The agricultural, agro-processing and food and beverage industries provide an abundance of opportunity for investors as well as key domestic and new players.
The sustainability of the agriculture and food and beverage industries is dependent on the economic and agricultural production recovery, stimulus programmes by government and policy reform outcomes; this is according to Justin Malherbe, Chemical, Food and Beverage consultant at Frost & Sullivan.
The South African government, The Department of Trade and Industry (dti) and the Department of Trade and Investment in South Africa (TISA) have identified these sectors as a focus for local manufacturing opportunities, import substitution, employment as well as export and economic growth, he said.
South Africa’s agricultural sector accounts for about 12 percent of its export earnings with the fruit and vegetable industry showing rapid growth during the past 20 years.
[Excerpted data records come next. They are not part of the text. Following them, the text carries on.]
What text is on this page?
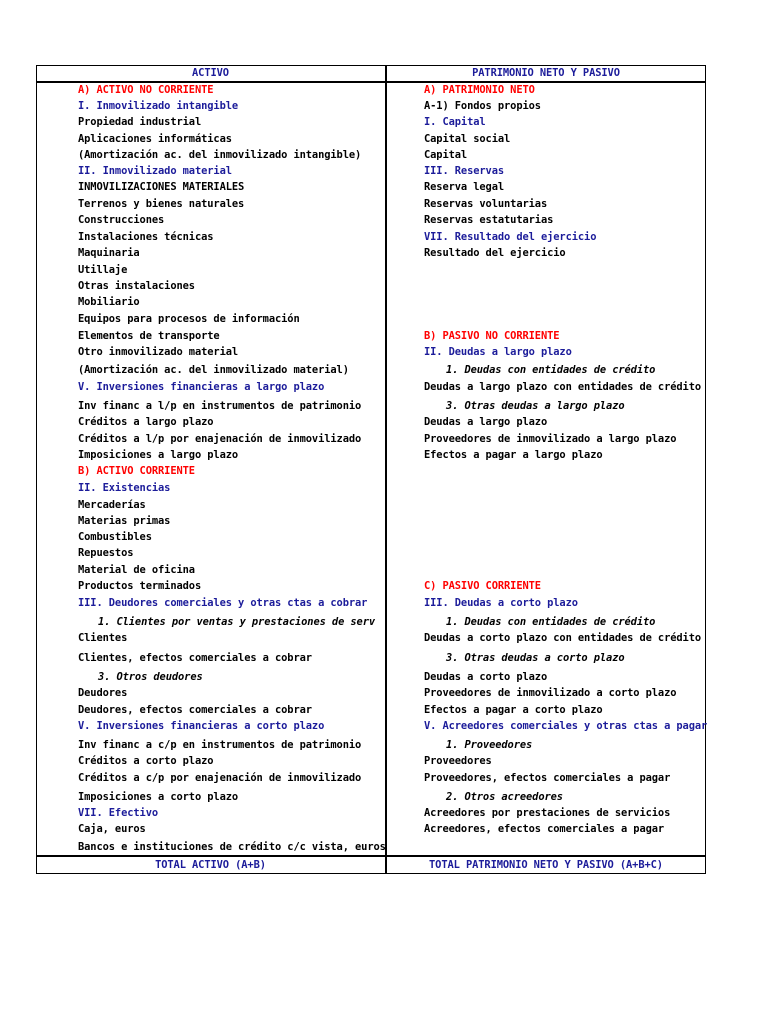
ACTIVO	PATRIMONIO NETO Y PASIVO
TOTAL ACTIVO (A+B)	TOTAL PATRIMONIO NETO Y PASIVO (A+B+C)
A) ACTIVO NO CORRIENTE
I. Inmovilizado intangible
Propiedad industrial
Aplicaciones informáticas
(Amortización ac. del inmovilizado intangible)
II. Inmovilizado material
INMOVILIZACIONES MATERIALES
Terrenos y bienes naturales
Construcciones
Instalaciones técnicas
Maquinaria
Utillaje
Otras instalaciones
Mobiliario
Equipos para procesos de información
Elementos de transporte
Otro inmovilizado material
(Amortización ac. del inmovilizado material)
V. Inversiones financieras a largo plazo
Inv financ a l/p en instrumentos de patrimonio
Créditos a largo plazo
Créditos a l/p por enajenación de inmovilizado
Imposiciones a largo plazo
B) ACTIVO CORRIENTE
II. Existencias
Mercaderías
Materias primas
Combustibles
Repuestos
Material de oficina
Productos terminados
III. Deudores comerciales y otras ctas a cobrar
1. Clientes por ventas y prestaciones de serv
Clientes
Clientes, efectos comerciales a cobrar
3. Otros deudores
Deudores
Deudores, efectos comerciales a cobrar
V. Inversiones financieras a corto plazo
Inv financ a c/p en instrumentos de patrimonio
Créditos a corto plazo
Créditos a c/p por enajenación de inmovilizado
Imposiciones a corto plazo
VII. Efectivo
Caja, euros
Bancos e instituciones de crédito c/c vista, euros
A) PATRIMONIO NETO
A-1) Fondos propios
I. Capital
Capital social
Capital
III. Reservas
Reserva legal
Reservas voluntarias
Reservas estatutarias
VII. Resultado del ejercicio
Resultado del ejercicio
B) PASIVO NO CORRIENTE
II. Deudas a largo plazo
1. Deudas con entidades de crédito
Deudas a largo plazo con entidades de crédito
3. Otras deudas a largo plazo
Deudas a largo plazo
Proveedores de inmovilizado a largo plazo
Efectos a pagar a largo plazo
C) PASIVO CORRIENTE
III. Deudas a corto plazo
1. Deudas con entidades de crédito
Deudas a corto plazo con entidades de crédito
3. Otras deudas a corto plazo
Deudas a corto plazo
Proveedores de inmovilizado a corto plazo
Efectos a pagar a corto plazo
V. Acreedores comerciales y otras ctas a pagar
1. Proveedores
Proveedores
Proveedores, efectos comerciales a pagar
2. Otros acreedores
Acreedores por prestaciones de servicios
Acreedores, efectos comerciales a pagar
Exports reached nearly 60 percent of local production.
With the beverages, spirits, vinegars, sugars and the residue food industry being the most significant contributors to South Africa’s imports in 2017 of about R36.6 billion in value, Frost & Sullivan believes that the recovery of the South African economy and the growth and recovery in Southern African Development Community (Sadc) export destinations will result in an increased local demand.
Stock farming also remains a viable investment opportunity for South Africa, with more than 80 percent of the country’s land suitable land for grazing and livestock playing a significant part by contributing 48 percent towards the country’s output valued at about R50 billion.
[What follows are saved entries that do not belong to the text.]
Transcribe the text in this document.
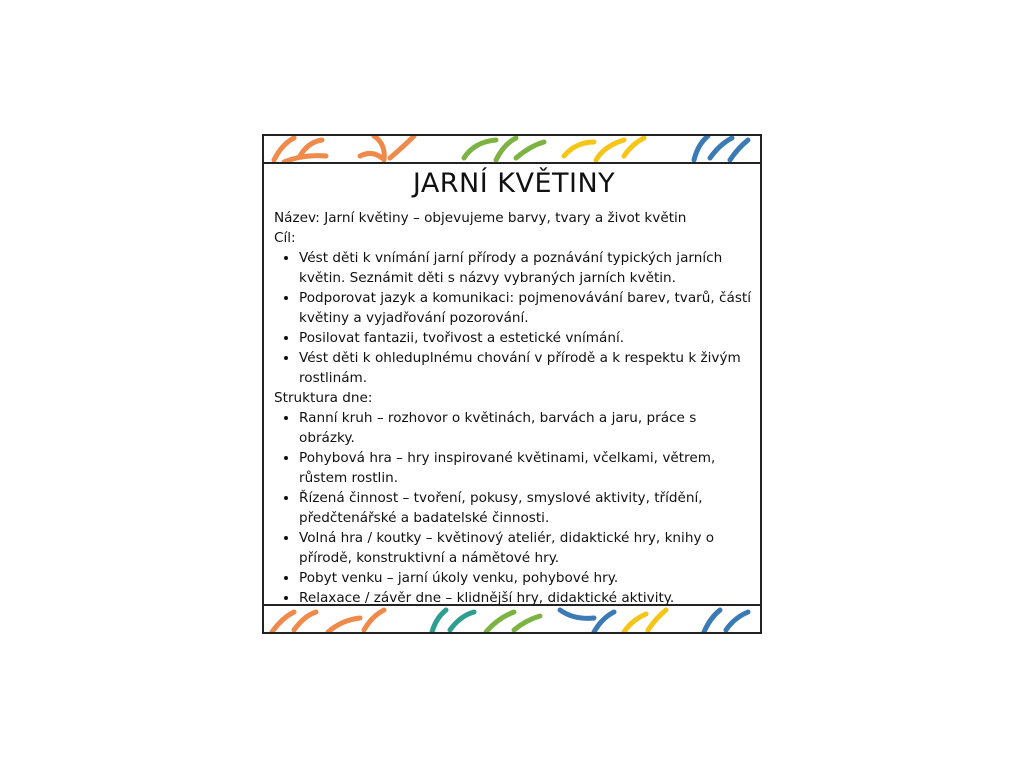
JARNÍ KVĚTINY

Název: Jarní květiny – objevujeme barvy, tvary a život květin

Cíl:

• Vést děti k vnímání jarní přírody a poznávání typických jarních květin. Seznámit děti s názvy vybraných jarních květin.
• Podporovat jazyk a komunikaci: pojmenovávání barev, tvarů, částí květiny a vyjadřování pozorování.
• Posilovat fantazii, tvořivost a estetické vnímání.
• Vést děti k ohleduplnému chování v přírodě a k respektu k živým rostlinám.

Struktura dne:

• Ranní kruh – rozhovor o květinách, barvách a jaru, práce s obrázky.
• Pohybová hra – hry inspirované květinami, včelkami, větrem, růstem rostlin.
• Řízená činnost – tvoření, pokusy, smyslové aktivity, třídění, předčtenářské a badatelské činnosti.
• Volná hra / koutky – květinový ateliér, didaktické hry, knihy o přírodě, konstruktivní a námětové hry.
• Pobyt venku – jarní úkoly venku, pohybové hry.
• Relaxace / závěr dne – klidnější hry, didaktické aktivity.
Agro-processing is South Africa’s largest sub-sector of manufacturing with 64 percent to 74 percent of the raw materials locally sourced. With the agro-processing industry and its products accounting for 19.4 percent of the employment in the manufacturing industry and 21 percent of the gross domestic product (GDP) is from the manufacturing sector, opportunities exist to extend exports to the growing Middle-East and Asia markets while sustaining growth in exports to the more developed Global North.
Value-added products such as artificial and organic energy drinks or products will see more prominence in the market.
Increased local demand combined with peak interest from export destinations sees the alcoholic beverage industry provides a lucrative opportunity as South Africa has seen a 30 percent growth in its alcoholic beverage exports.
Although the country only contributes 2 percent of China’s wine imports, South Africa accounts for more than 30 percent of African imports in the alcoholic and beverage sector.
The vast and growing need of Europe’s beverage industry of deciduous fruits accelerates export opportunities based on seasonal differences and high-quality local products.
This is further bolstered by raised duty-free quotas with Europe. Coupled with the Sadc trade agreements and the development of the Tripartite Free Trade Agreement, this boasts further regional export opportunities.
The Rapidly growing GCC region’s stock farming demand, 80 percent attributable to KSA, provides opportunities for niche and premium markets. South Africa is the 4th largest wheat producer in Africa with a highly developed and well-regulated industry, however, local demand exceeds production by a significant margin, providing growth opportunities in local production or import Substitution.
Although the agriculture and food and beverage industry remain a core focus for the country’s economic growth, the increased political uncertainty, a current technical recession and land reform policies have resulted in decreased investor confidence and could prove detrimental to the South African economy.
However, President Cyril Ramaphosa has announced an economic recovery and stimulus plan focused on the agriculture industry, its employment and economic growth potential with a focus on labour-intensive export based crops.
A focus will be on efficient education on farming, institutions, efficient irrigation systems and technology, financing options and the introduction of communal areas to commercialism. Crucial to the direction and success of this plan to stimulate the South African agricultural sector and therefore the economy is the land reform discussions and action points as well as their success.
It remains imperative that the factors forbidding growth in the food and beverage industry are managed positively in order to capture the opportunities the food and beverage industry is capable of.